The idea is to automatically generate migrations based on the changes in your tables. A rough first version of the CLI is working, but it's picky about you project structure:

  • It expects your db instance to be at src/db.ts.
  • It writes your migrations to migrations/.

For example, in src/db.ts:

import { createDatabase, UuidColumn, TextColumn, IntegerColumn } from '@ff00ff/mammoth';

class Test {
  id = new UuidColumn().primaryKey().notNull().default(new UuidGenerateV4());
  name = new TextColumn().notNull();
  value = new IntegerColumn();
}

export const db = createDatabase({
  test: new Test(),
});

export type Database = typeof db;

It's a best practice to place your tables in src/tables instead of directly in src/db.ts.

db migrations generate should read your tables in src/tables, read your migrations and generate a new migration based on the changes between them.

Raw queries

When a new keyword is introduced in Postgres which you want to use badly but is not supported in this library yet, you can always fall back to raw sql. You can mix the type-safe functions with raw sql:

db.select(db.account.id)
  .from(db.account)
  .append `MAGIC NEW ORDER BY`;
SELECT account.id FROM account MAGIC NEW ORDER BY

You can also write raw sql completely. This is not advised, obviously, because it defeats the whole purpose of this library.
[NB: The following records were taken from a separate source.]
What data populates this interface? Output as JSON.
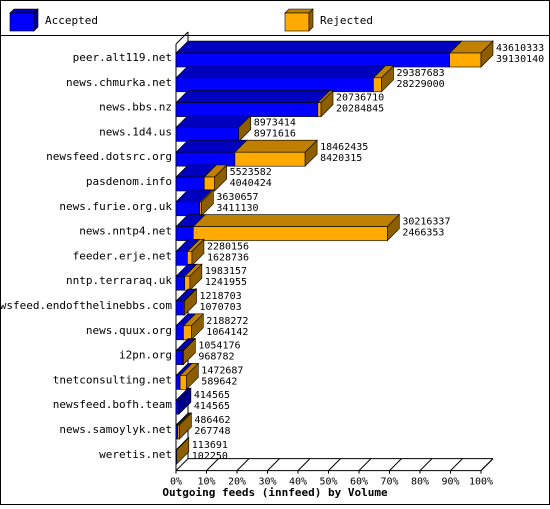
{
  "chart_data": {
    "type": "bar",
    "orientation": "horizontal",
    "stacked": true,
    "three_d": true,
    "title": "Outgoing feeds (innfeed) by Volume",
    "xlim": [
      0,
      100
    ],
    "x_ticks": [
      "0%",
      "10%",
      "20%",
      "30%",
      "40%",
      "50%",
      "60%",
      "70%",
      "80%",
      "90%",
      "100%"
    ],
    "legend_position": "top",
    "colors": {
      "accepted": "#0000ff",
      "rejected": "#ffaa00"
    },
    "series": [
      {
        "name": "Accepted",
        "color": "#0000ff"
      },
      {
        "name": "Rejected",
        "color": "#ffaa00"
      }
    ],
    "categories": [
      "peer.alt119.net",
      "news.chmurka.net",
      "news.bbs.nz",
      "news.1d4.us",
      "newsfeed.dotsrc.org",
      "pasdenom.info",
      "news.furie.org.uk",
      "news.nntp4.net",
      "feeder.erje.net",
      "nntp.terraraq.uk",
      "newsfeed.endofthelinebbs.com",
      "news.quux.org",
      "i2pn.org",
      "tnetconsulting.net",
      "newsfeed.bofh.team",
      "news.samoylyk.net",
      "weretis.net"
    ],
    "offered": [
      "43610333",
      "29387683",
      "20736710",
      "8973414",
      "18462435",
      "5523582",
      "3630657",
      "30216337",
      "2280156",
      "1983157",
      "1218703",
      "2188272",
      "1054176",
      "1472687",
      "414565",
      "486462",
      "113691"
    ],
    "accepted": [
      "39130140",
      "28229000",
      "20284845",
      "8971616",
      "8420315",
      "4040424",
      "3411130",
      "2466353",
      "1628736",
      "1241955",
      "1070703",
      "1064142",
      "968782",
      "589642",
      "414565",
      "267748",
      "102250"
    ]
  }
}
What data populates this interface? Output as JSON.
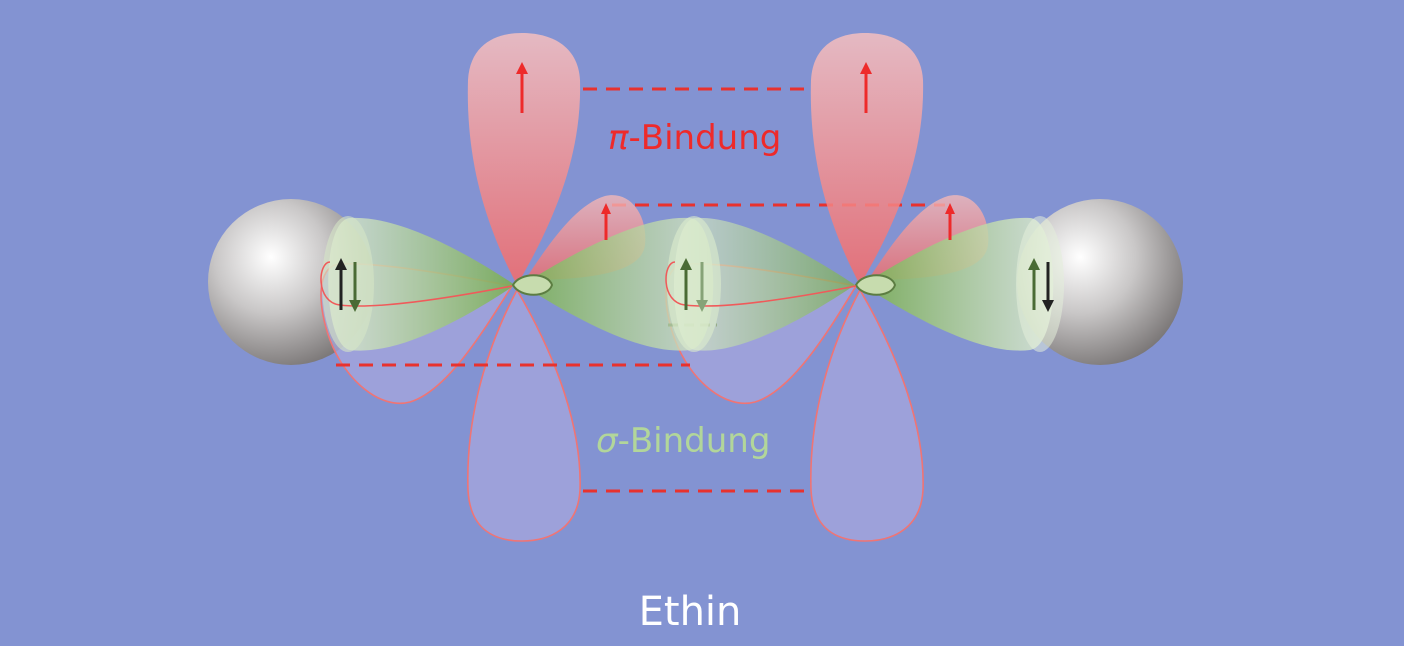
{
  "title": "Ethin",
  "pi_bond": {
    "symbol": "π",
    "label": "-Bindung"
  },
  "sigma_bond": {
    "symbol": "σ",
    "label": "-Bindung"
  },
  "colors": {
    "background": "#8393d2",
    "pi_lobe": "#f07878",
    "pi_label": "#ee2a2a",
    "sigma_lobe": "#7fb15a",
    "sigma_label": "#b2d69a",
    "dashed_line": "#e8322e",
    "hydrogen": "#bdbdbd",
    "title": "#ffffff"
  }
}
const result = await db.sql `SELECT * FROM account WHERE account.name = ${name}`;


Up next

  • Refactor internal API as some bits are a bit in a proof on concept state.
  • Extend SQL keywords e.g. UNION, WITH, INSERT INTO-SELECT, etc.
  • Improve upsert, delete.
  • Support indices and enums.

Stay in touch!

Please star or watch this repo. Because Mammoth is still in development you can sign up to receive the announcement once we hit 1.0 http://eepurl.com/dgySSz (this is a Mailchimp sign up form). You can also start a discussion on e.g. GitHub to give feedback on the public API.

Versioning

A final note on the versioning: we're at version 0.X until we consider Mammoth not production-ready. Once we consider the project production-ready we bump to 1.0 and stricly abide to semver.